Python pypdf2

From wikinotes

PyPDF2 is a tool to author, modify, and convert pdf files.


Basic Usage

from PyPDF2 import PdfFileReader, PdfFileWriter


inff  = open( 'input.pdf', 'rb' )
inpdf  = PdfFilereader( inff )

outff = open( 'output.pdf', 'wb' )
outpdf = PdfFileWriter()


num_pages = inpdf.getNumPages()
for num_page in num_pages:
	inpage = inpdf.getPage( num_page )

	##
	## Modify the inpdf page here
	##

	outpdf.addPage( inpage )

outpdf.write( outff )
inff.close()
outff.close()



getting PDF Information

Here are the basics of pdfs:

  • every point/pt == 1/72 inch
  • bounding boxes are measured from the lower-left to the upper-right
  • the pdf fileformat is made up of several boxes. mediabox is the largest.

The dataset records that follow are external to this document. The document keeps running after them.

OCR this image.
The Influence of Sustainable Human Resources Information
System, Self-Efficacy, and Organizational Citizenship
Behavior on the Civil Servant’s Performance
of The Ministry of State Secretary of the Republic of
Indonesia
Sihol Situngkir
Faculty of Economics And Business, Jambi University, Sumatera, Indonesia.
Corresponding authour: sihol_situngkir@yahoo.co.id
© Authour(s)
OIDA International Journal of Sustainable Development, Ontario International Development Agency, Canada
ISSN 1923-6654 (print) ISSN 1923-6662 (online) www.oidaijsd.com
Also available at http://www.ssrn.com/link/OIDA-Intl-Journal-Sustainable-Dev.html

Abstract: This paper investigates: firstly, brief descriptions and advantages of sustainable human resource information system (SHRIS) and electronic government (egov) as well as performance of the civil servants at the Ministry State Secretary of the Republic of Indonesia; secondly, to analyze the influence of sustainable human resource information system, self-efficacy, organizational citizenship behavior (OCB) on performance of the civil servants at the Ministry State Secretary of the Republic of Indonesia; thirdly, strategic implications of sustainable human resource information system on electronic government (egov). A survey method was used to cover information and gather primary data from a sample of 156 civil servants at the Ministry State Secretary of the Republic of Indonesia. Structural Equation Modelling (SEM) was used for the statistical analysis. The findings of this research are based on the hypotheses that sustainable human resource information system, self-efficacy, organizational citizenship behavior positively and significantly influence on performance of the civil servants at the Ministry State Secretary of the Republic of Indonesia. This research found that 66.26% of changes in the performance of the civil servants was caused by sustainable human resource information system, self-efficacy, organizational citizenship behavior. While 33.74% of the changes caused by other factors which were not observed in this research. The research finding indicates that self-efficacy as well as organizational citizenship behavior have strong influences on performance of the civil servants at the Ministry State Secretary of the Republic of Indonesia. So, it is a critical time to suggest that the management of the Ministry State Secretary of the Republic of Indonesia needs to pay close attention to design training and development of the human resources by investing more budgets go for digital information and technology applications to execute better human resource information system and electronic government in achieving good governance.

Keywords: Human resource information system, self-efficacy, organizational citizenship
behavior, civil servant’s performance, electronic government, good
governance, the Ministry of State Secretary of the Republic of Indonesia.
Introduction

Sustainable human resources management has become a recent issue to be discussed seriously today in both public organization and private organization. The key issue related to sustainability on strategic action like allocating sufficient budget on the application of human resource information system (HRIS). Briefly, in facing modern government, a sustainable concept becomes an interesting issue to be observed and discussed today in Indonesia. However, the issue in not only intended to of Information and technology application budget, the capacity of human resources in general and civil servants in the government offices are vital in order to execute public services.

For more information see: pdf.

page = inpdf.mediaBox.getPage( 1 )					## You operate on PDFs one page at a time
print( page['/Rotate'] )								## Pages are just big dicts of information


(page_w, page_h) = page.mediaBox.upperRight		## You can access/modify information as attributes:
page['/CropBox']											## You can also access/modify information from the dict



Rotating

I do not entirely understand the order-of-operations for rotations. It appears that changing the rotation value is only applied after the final PDF is authored. You can get around this using:

Note that if you are performing any other operations on that page, that the width/height are not swapped for rotations until after the PDF is authored.

inpage.mergeRotatePage(
		inpage,
		90,
	)